Sort of- it’s JM’s prose: ‘After dinner, I go to the lagoon. He comes with me. There’s a raft that I built, I like to lie there in the darkness, where my thoughts are more intense because they seem to be taking place on board a dock that has broken off and floated out to sea. But Noonan prefers the water itself. The stars tilt and wobble on the surface when we enter. It rolls in folds like the back of a dog’s neck. And as we circle each other, our feet skimming the murky bottom, our legs beat languidly and the water slips through our fingers in endless sheets of silk. The lagoon isn’t large, but it’s enormous in the night, like a lake on the surface of the moon.’

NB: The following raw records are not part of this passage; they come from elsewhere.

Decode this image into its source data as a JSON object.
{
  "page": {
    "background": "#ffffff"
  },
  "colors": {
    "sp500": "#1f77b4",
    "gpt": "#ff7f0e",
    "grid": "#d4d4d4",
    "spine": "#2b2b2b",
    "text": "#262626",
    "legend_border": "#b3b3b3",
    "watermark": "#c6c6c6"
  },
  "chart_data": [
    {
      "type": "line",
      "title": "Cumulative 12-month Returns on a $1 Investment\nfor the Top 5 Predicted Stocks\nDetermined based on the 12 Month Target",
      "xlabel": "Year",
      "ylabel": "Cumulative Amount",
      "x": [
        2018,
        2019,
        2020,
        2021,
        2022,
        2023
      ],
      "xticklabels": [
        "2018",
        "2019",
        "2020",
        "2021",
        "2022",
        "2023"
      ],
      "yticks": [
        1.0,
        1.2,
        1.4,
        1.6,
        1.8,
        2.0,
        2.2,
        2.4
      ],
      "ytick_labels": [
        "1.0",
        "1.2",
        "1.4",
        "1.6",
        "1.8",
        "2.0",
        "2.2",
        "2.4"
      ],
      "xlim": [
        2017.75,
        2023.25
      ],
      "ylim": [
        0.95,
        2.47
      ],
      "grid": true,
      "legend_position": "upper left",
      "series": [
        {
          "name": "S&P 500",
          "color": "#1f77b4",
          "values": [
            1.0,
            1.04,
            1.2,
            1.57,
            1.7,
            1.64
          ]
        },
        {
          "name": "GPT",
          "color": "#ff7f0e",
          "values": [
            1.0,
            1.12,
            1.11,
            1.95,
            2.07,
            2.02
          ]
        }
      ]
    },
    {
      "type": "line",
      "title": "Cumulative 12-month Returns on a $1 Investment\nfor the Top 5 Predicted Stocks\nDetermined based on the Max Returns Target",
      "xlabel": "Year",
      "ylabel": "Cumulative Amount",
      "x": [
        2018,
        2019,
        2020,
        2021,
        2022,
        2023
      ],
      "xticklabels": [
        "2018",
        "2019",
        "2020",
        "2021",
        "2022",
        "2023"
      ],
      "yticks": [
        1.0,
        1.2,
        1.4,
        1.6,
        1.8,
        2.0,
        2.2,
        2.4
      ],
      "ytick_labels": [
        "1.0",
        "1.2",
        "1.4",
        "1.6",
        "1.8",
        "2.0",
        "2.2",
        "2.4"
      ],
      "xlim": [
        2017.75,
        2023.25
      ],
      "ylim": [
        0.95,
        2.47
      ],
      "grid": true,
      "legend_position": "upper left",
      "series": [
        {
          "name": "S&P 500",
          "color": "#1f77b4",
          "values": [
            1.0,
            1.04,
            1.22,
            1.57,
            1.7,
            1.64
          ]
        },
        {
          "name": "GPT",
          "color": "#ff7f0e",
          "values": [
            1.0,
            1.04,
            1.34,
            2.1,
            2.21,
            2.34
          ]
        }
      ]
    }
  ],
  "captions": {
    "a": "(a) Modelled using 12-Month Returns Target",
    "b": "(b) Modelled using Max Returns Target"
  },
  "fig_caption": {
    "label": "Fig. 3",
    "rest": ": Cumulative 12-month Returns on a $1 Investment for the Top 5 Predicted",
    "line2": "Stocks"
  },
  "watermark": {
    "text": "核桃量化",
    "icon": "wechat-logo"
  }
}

It makes you appreciate the simplicity of a phrase like ‘Hammer time!’ to describe a similar act, no? Cardboard caricatures, a thin plot that convolutes, nonetheless, and ‘depth’ like the above. Yet, this book was a bestseller- why? Blame shock jock Don Imus for plugging the book for weeks in the late 90s, after his wife liked it. As if it were not bad enough that cultural and literary assassins like Oprah Winfrey and Larry King had enough power, but Don Imus? Or, rather, his wife? It should come as no surprise to you, then, when I tell you that according to my wife JM’s next novella, Innocence, featured the storyline of possible tampon tea, as a subtext. I guess, therefore, the fact that JM is only capable of novella length pieces should be seen as a boon.
How such a book about such a vivid character, with such an adventurous
life, could be rendered so stale and lacking in drama, is a testament to the
boundless inability of JM’s prose. Here, for instance, Amelia reveals that,
despite her years of experience, and told from after death (when she’d
presumably be able to rise above her intellectual station), she has all the
depth and insight of a twelve year old pondering the meaning of the first onset
of menses: ‘When I was very young, six or seven, I already wanted to die. I already
had the dream. I wanted to escape, to go higher, to leave my body, and this made
me seem ambitious, greedy for life. When I was young, people hated my
greediness, but they enjoyed it too. A little girl filled with desire is a
beautiful sight, ugly, but very beautiful...Sometimes I remember the life I used
to live, and it feels impossibly far away...Whether life is more real than
death, I don’t know.’
Fantasy as depression-inducing. To the reader, not Amelia, who apparently was lobotomized by hitting her head when they first crashed on Heaven. Therefore, she revels in her sexy self, feeling a ‘cascade of passion’ for Noonan, who returns her devotion by watching ‘the breath flow in and out of my nostrils, with a concentration that he had not devoted to anything since he had tried to watch a flower grow when he was a child. When I woke up he was able to tell me all about my dreams.’ More likely he was entranced by a piece of dried snot tenuously clinging to a nostril hair. Still….JM manages to wholly neuter a feminist icon- a notable achievement, especially since that neutering is simultaneous to declaring her a New Age icon, one in search of ceaseless knowledge, even as each step toward it mangles both the characters’ and readers’ gray matter.In closing, I think Howard Stern was right- Don Imus should be shot, and Jane Mendelsohn sexually assaulted (note the gentility) by Cossacks. Perhaps then she could feel the pain she gave me. Cue the bodice. Sing, Elmer, sing!